The International Amateur Athletics Federation (IAAF) has been checking gender verification for years.
Category: Woman, directed by Phyllis Ellis discusses the hormone tests and the effects on athletes including Castor Semenya, Annette Negesa & Dutee Chan.
They also explained what happened when the athletes took their cases to the Court of Arbitration for Sports (CAS).
The film makes you wonder whether testosterone levels should qualify as a gender test.

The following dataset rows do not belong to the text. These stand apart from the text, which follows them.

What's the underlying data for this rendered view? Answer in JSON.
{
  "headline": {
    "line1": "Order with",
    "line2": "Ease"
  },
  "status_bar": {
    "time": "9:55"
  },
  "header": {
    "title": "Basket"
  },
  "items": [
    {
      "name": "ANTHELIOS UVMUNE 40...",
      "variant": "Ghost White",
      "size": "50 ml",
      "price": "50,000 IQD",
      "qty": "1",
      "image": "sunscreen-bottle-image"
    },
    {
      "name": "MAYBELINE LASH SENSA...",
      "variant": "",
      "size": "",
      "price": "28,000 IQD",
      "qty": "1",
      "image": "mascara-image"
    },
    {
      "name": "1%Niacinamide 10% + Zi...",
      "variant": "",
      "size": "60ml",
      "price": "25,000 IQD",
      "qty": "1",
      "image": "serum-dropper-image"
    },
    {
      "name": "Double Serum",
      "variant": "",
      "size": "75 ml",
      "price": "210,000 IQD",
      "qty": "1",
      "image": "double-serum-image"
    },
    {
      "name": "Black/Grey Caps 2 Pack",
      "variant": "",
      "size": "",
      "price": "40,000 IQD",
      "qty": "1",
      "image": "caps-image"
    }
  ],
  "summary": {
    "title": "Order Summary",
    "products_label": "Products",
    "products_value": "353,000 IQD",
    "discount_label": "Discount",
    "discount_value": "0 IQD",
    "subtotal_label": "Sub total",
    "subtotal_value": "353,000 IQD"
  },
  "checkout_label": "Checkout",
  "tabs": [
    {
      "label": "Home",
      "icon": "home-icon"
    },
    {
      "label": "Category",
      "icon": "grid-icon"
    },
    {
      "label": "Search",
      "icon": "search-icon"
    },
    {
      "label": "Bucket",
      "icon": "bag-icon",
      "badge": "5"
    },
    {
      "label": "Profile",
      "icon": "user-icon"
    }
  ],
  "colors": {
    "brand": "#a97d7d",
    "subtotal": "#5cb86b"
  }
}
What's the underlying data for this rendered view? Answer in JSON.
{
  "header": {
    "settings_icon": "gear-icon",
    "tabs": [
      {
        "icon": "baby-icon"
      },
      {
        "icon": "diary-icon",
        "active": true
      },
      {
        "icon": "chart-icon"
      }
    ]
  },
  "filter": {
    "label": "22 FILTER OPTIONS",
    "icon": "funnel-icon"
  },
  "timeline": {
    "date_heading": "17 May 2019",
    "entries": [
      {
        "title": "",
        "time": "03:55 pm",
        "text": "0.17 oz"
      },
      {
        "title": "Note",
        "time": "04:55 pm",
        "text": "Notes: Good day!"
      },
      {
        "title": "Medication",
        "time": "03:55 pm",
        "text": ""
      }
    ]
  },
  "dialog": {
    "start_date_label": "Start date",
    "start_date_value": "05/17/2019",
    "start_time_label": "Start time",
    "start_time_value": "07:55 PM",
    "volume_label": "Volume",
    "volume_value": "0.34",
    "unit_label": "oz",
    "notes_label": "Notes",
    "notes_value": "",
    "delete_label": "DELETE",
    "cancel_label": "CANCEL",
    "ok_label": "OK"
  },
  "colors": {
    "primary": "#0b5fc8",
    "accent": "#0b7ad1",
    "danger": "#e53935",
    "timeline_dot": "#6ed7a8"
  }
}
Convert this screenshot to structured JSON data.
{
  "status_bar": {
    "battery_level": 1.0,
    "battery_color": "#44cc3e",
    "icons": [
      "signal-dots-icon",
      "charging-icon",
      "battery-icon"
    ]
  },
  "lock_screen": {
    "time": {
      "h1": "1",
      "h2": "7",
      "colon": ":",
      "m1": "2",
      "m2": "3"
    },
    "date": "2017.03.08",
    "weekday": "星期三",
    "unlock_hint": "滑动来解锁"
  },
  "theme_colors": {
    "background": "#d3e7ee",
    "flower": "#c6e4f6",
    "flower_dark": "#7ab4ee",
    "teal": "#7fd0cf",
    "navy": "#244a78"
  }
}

What are your thoughts?
Directed by
Phyllis Ellis
Writing Credits
Phyllis Ellis
Produced by
Phyllis Ellis, Howard Fraiberg, Jane Jankovic, and Cheryl Dillard Staurulakis
Music by
Aaron Davis Tuku
Cinematography by
Iris Ng
Film Editing by
Eugene Weis
Director's Vision
I was inspired and deeply affected by this story far beyond that of a filmmaker.
I had experienced many challenges as an Olympian, and as a woman in high performance sport, but I may have collapsed under the pressure these phenomenal athletes have endured.
The devastation to their bodies, and their lives, but equally arresting was their passion and joy for sport, the dedication to their communities, families and country.
How could this have happened?
All of their personal medical records leaked to the international media. The misinformation, public scrutiny, racism, sexism, the questioning of the most fundamental right of who they are and who they are told they should be.
This is a basic human right.
All of this to compete in their sport on the world stage, a coveted space where we are supposed to be protected.
We hoped to celebrate each woman while they tell us the truth of their experience. And to lens the film in a way that empowered, subverted the gaze and did not disembody the athlete from the human being.
I hope to provide an audience with enough context to understand, to feel what we felt, to but not be overwhelmed in explanation. To be vigilant and stand beside the women in this film, to step out of my lived experience as a white, filmmaker from the Global North so that we could too be there to support that human dignity must be afforded to all athletes and that this should never happen again.